Throughout his career Halliburton attempted to consolidate the status of chemical physiology in England by encouraging the research of others. In 1898 King’s College spent £20, 000 to improve its anatomy and physiology departments, including greatly expanded facilities for chemical physiology. As a result more people became involved in the field, although the department maintained its conservative continuity with medical practice and problems.
Among Halliburton’s early research students was Christine Tebb, one of the first female biochemists. In 1907, while working under Halliburton, she showed that protagon, a substance that was claimed to represent a basic component of brain cells, was in fact an unresolved mixture of other biochemicals. She later married Otto Rosenheim, another scientist who was strongly influenced by being in Halliburton’s physiology department but who, as a chemist, brought different attitudes to his work.
After the turn of the century. as Halliburton’s own research career waned, he continued to influence younger workers to move toward biochemistry, an increasing number of whom were trained in chemistry. For example, Jack Drummond, professor of biochemistry at University College, London, from 1922 to 1945, came to Halliburton’s department as chemical assistant in 1913. R.T. Hewlett, later professor of bacteriology at King’s College, London, and Charles J. Martin, later director of the Lister Institute for Preventive Medicine, learned from Halliburton to apply chemistry to bacteriological problems.
Within his own subject, Halliburton moved cautiously from physiology into the newer, unexplored area of biochemistry but returned to physiology for his overall perspective on the new science. Nevertheless, his emphasis on chemical separation and resolution marks him as an important and transitional figure in the development of British biochemistry.
I. Original Works. “On Muscle-Plasma,” in Journal of Physiology, 8 (1887), 133–202: A Textbook of Chemical Physiology and Pathology (London, 1891); Essentials of Chemical Physiology (London, 1893; 13th ed., 1936); “On the Chemical Physiology of the Animal Cell,” in British Medical Journal (1893), 501–506, 512–517, 627–632, the Goulstonian lectures: The Chemical Side of Nervous Activity (London, 1901). the Croonian lecture: and Biochemistry of Muscle and Nerve (London, 1904), with a selected bibliography of Halliburton’s most important scientific papers.

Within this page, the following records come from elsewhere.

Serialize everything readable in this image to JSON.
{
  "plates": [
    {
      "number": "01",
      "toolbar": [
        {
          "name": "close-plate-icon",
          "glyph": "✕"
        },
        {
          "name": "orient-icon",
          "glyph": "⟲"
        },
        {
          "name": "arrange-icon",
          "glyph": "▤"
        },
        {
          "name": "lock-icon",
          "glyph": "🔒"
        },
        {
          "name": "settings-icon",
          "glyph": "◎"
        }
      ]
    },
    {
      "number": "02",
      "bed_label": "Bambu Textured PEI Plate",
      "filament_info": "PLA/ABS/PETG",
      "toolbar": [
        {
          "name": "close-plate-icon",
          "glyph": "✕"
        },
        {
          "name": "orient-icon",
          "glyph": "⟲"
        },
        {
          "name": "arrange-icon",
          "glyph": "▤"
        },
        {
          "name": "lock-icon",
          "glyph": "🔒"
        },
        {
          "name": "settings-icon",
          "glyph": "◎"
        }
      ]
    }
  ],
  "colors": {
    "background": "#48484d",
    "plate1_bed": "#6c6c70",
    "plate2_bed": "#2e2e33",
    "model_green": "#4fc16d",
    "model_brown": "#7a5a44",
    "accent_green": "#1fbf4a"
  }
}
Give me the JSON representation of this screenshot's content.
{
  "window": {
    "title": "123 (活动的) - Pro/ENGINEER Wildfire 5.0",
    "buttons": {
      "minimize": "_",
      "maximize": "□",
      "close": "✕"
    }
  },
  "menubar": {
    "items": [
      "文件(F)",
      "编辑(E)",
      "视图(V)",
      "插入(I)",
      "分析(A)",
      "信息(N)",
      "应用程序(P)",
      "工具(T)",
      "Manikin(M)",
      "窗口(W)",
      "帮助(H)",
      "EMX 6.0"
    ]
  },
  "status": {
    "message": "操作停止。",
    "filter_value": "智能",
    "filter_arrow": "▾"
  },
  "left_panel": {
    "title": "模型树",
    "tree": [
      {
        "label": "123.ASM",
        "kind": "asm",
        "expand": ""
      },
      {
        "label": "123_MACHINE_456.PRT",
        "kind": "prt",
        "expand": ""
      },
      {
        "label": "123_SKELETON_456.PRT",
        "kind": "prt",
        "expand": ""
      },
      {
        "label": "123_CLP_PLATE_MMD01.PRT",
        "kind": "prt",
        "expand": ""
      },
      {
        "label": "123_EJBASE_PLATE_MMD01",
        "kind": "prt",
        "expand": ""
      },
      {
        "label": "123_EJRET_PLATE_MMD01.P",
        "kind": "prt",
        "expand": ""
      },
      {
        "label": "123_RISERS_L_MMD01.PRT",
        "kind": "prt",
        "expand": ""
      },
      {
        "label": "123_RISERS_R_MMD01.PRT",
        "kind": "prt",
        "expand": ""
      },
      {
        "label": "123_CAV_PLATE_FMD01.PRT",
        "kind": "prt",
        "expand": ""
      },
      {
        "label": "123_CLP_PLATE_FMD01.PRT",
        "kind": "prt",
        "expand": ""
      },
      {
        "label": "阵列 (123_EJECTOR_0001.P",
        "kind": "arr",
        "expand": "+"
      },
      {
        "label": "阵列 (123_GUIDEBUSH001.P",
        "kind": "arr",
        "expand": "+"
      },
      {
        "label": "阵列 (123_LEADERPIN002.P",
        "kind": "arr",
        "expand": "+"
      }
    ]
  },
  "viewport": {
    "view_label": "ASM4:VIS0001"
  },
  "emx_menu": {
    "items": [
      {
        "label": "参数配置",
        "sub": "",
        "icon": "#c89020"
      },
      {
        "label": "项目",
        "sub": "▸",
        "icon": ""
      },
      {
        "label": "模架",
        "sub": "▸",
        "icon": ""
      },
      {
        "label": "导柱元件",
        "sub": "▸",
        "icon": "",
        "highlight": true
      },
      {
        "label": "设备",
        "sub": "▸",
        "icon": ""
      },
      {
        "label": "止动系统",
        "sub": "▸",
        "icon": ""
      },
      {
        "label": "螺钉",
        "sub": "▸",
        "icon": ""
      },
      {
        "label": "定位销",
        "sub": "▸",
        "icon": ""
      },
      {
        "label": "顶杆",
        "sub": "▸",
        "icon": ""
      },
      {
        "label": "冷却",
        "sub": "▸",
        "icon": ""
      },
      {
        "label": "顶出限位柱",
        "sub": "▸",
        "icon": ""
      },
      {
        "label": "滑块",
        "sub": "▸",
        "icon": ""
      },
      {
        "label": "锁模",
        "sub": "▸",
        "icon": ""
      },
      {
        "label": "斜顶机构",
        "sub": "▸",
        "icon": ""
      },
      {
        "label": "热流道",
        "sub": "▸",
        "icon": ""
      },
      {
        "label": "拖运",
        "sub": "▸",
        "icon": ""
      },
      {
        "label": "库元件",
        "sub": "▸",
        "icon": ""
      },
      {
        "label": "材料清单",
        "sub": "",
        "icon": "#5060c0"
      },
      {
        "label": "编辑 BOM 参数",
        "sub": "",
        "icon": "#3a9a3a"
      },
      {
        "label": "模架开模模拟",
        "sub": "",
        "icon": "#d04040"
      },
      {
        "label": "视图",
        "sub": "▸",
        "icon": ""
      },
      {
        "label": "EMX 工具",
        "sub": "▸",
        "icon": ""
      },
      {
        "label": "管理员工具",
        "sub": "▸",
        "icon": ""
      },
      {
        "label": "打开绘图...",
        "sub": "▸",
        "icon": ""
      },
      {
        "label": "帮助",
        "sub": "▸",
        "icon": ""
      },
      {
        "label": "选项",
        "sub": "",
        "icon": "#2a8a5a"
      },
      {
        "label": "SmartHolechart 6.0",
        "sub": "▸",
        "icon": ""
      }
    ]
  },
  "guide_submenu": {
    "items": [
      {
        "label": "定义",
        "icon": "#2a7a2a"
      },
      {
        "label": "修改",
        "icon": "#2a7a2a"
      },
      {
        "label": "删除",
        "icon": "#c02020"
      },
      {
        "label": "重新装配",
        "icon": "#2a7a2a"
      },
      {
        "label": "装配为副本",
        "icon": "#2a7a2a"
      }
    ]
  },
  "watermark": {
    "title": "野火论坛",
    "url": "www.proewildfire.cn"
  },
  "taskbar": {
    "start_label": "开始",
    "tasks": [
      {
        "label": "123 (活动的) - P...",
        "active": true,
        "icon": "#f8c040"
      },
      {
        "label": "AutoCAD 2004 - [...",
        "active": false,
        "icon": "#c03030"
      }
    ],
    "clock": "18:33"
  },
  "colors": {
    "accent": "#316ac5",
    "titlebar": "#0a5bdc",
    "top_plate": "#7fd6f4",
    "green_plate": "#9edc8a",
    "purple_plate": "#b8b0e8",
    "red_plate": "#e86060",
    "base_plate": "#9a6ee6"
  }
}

Halliburton took over William Senhouse Kirkes’s Hand-book of Physiology (1st ed., London, 1848), beginnig in 1896 and continuing until his death. The last edition to bear his name was The Handbook of Physiology and Biochemistry (37th ed., London. 1942). written with R.J.S. McDowall, who subsequently took over the project.
The Wellcome Institute for the History of Medicin, London, has forty-eight notebooks of medical lecture notes and early laboratory notes. The Wellcome Contemporary Archive Collection has correspondence on Halliburton’s troubled election as secretaryof the Royal Society in 1903.
II. Secondary Literature. J.A.H. obituary in Biochemical Journal, 26, pt. I (1932), 269–271; Frederick G. Hopkins, in British Medical Journal, 1 (1931), 1006, and Lancet 1 (1931), 1263; R.J.S. McDowall, obituary in British Medical Journal, 1 (1931), 975–958; and Neil D. Morgan. “William Dobinson Halliburton FRS (1860– 1931), Pioneer of British Biochemistry.” in Notes and Records of the Royal Society of London, 38 (1983), 129– 145.